Had it really been a year since my last skin cancer screening? Yes.
This wasn’t the first time the dermatologist had to burn off suspicious spots. This visit’s count totaled 10 of them, plus the cutting out of an 11th to be biopsied. Despite a generous daily coat of sunscreen, given my lack of pigment, my skin seems determined to flirt with skin cancer.
Ah, genetics. My dad has virtually had a standing appointment at his dermatologist’s office for decades, and biopsies, stitches and painful treatments are a way of life for him. Worse, his younger brother, my uncle, died of melanoma 15 years ago. So I don’t discount skin cancer. I know how devastating it can be.
“So sorry, Kathleen, but you’re going to have these pink spots on your arms for a while, and a new scar that’ll be visible,” my dermatologist apologized.
Seriously?! I thought to myself.
I began to think of the thousands of children who must endure years of excruciatingly more painful treatments than mine to try to cure cancers that are determined to kill them. Children whose futures, more often than not, are forever altered — if they’re fortunate enough to survive.
“Doc, I consider this scar and these spots to be a gift — a reminder of how fortunate I am.”
From her reaction, I guessed she hadn’t heard that very often. Her nurse, as well, gave me a quizzical look.
So I explained.
I told them of the work we do here at St. Baldrick’s. I told them of the children we encounter, and how through research we’re investing in their future.

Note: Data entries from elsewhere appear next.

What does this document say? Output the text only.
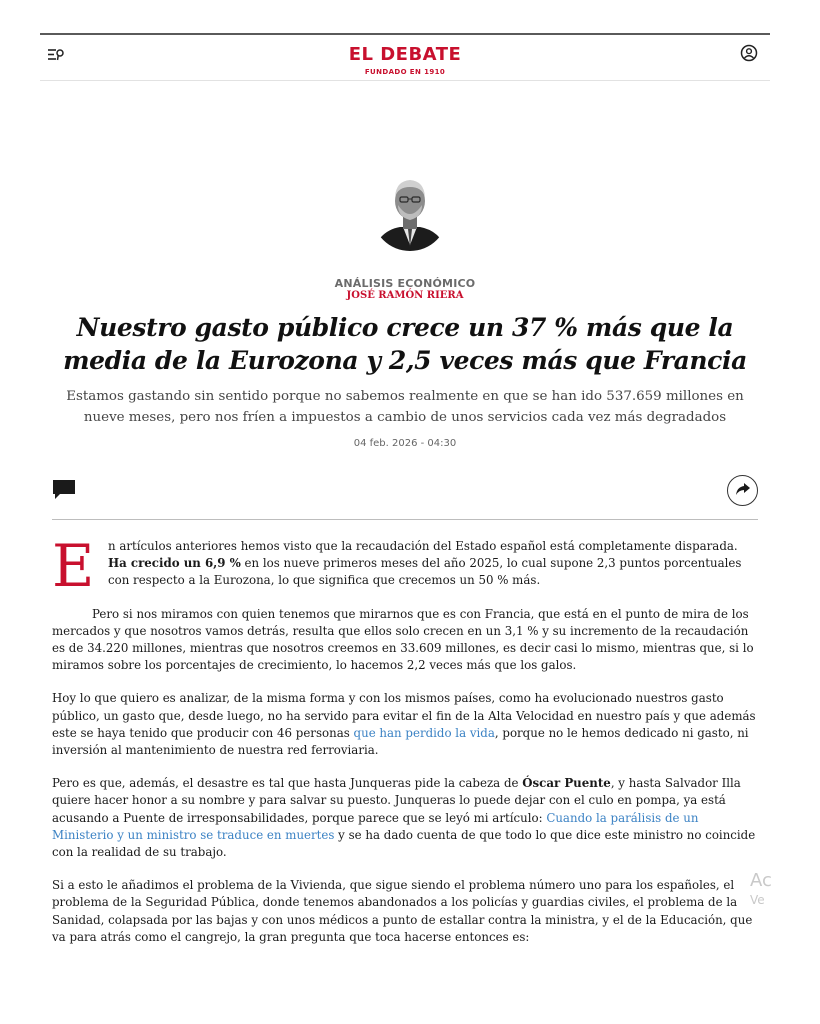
EL DEBATE
FUNDADO EN 1910
ANÁLISIS ECONÓMICO
JOSÉ RAMÓN RIERA
Nuestro gasto público crece un 37 % más que la media de la Eurozona y 2,5 veces más que Francia
Estamos gastando sin sentido porque no sabemos realmente en que se han ido 537.659 millones en nueve meses, pero nos fríen a impuestos a cambio de unos servicios cada vez más degradados
04 feb. 2026 - 04:30

E n artículos anteriores hemos visto que la recaudación del Estado español está completamente disparada. Ha crecido un 6,9 % en los nueve primeros meses del año 2025, lo cual supone 2,3 puntos porcentuales con respecto a la Eurozona, lo que significa que crecemos un 50 % más.

Pero si nos miramos con quien tenemos que mirarnos que es con Francia, que está en el punto de mira de los mercados y que nosotros vamos detrás, resulta que ellos solo crecen en un 3,1 % y su incremento de la recaudación es de 34.220 millones, mientras que nosotros creemos en 33.609 millones, es decir casi lo mismo, mientras que, si lo miramos sobre los porcentajes de crecimiento, lo hacemos 2,2 veces más que los galos.

Hoy lo que quiero es analizar, de la misma forma y con los mismos países, como ha evolucionado nuestros gasto público, un gasto que, desde luego, no ha servido para evitar el fin de la Alta Velocidad en nuestro país y que además este se haya tenido que producir con 46 personas que han perdido la vida, porque no le hemos dedicado ni gasto, ni inversión al mantenimiento de nuestra red ferroviaria.

Pero es que, además, el desastre es tal que hasta Junqueras pide la cabeza de Óscar Puente, y hasta Salvador Illa quiere hacer honor a su nombre y para salvar su puesto. Junqueras lo puede dejar con el culo en pompa, ya está acusando a Puente de irresponsabilidades, porque parece que se leyó mi artículo: Cuando la parálisis de un Ministerio y un ministro se traduce en muertes y se ha dado cuenta de que todo lo que dice este ministro no coincide con la realidad de su trabajo.

Si a esto le añadimos el problema de la Vivienda, que sigue siendo el problema número uno para los españoles, el problema de la Seguridad Pública, donde tenemos abandonados a los policías y guardias civiles, el problema de la Sanidad, colapsada por las bajas y con unos médicos a punto de estallar contra la ministra, y el de la Educación, que va para atrás como el cangrejo, la gran pregunta que toca hacerse entonces es:

Ac
Ve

I told them that I’m fortunate because children with cancer rarely have such visible signs of disease. Their cancers aren’t preventable the way most skin cancers are. My “trouble spots” required less than 10 minutes of treatment, and I knew the discomfort would be gone the next day. But for so many of these children, treatment requires years of therapy that’s usually painful and often damaging.
The nurse grew quiet and my doctor said, “Thank you for the gift of perspective.”
I don’t know if I’ll ever have to fight cells inside my own body, but if I do, I will have made it well into adulthood without the burden of such a battle. I am grateful that resources were available to researchers who developed effective, preventive treatments for my trouble spots.
And while I’m also grateful for broad spectrum SPF 50, and my new scar, I long for the day when we can treat childhood cancers proactively, and when diagnosis will be followed by immediate, efficient, non-toxic, painless therapies for our children. Therapies that take minutes to administer, preserve their future, and allow them to be what they should …
Not cancer warriors. Children.
September is Childhood Cancer Awareness Month. What will YOU do to give kids with cancer a chance at a future?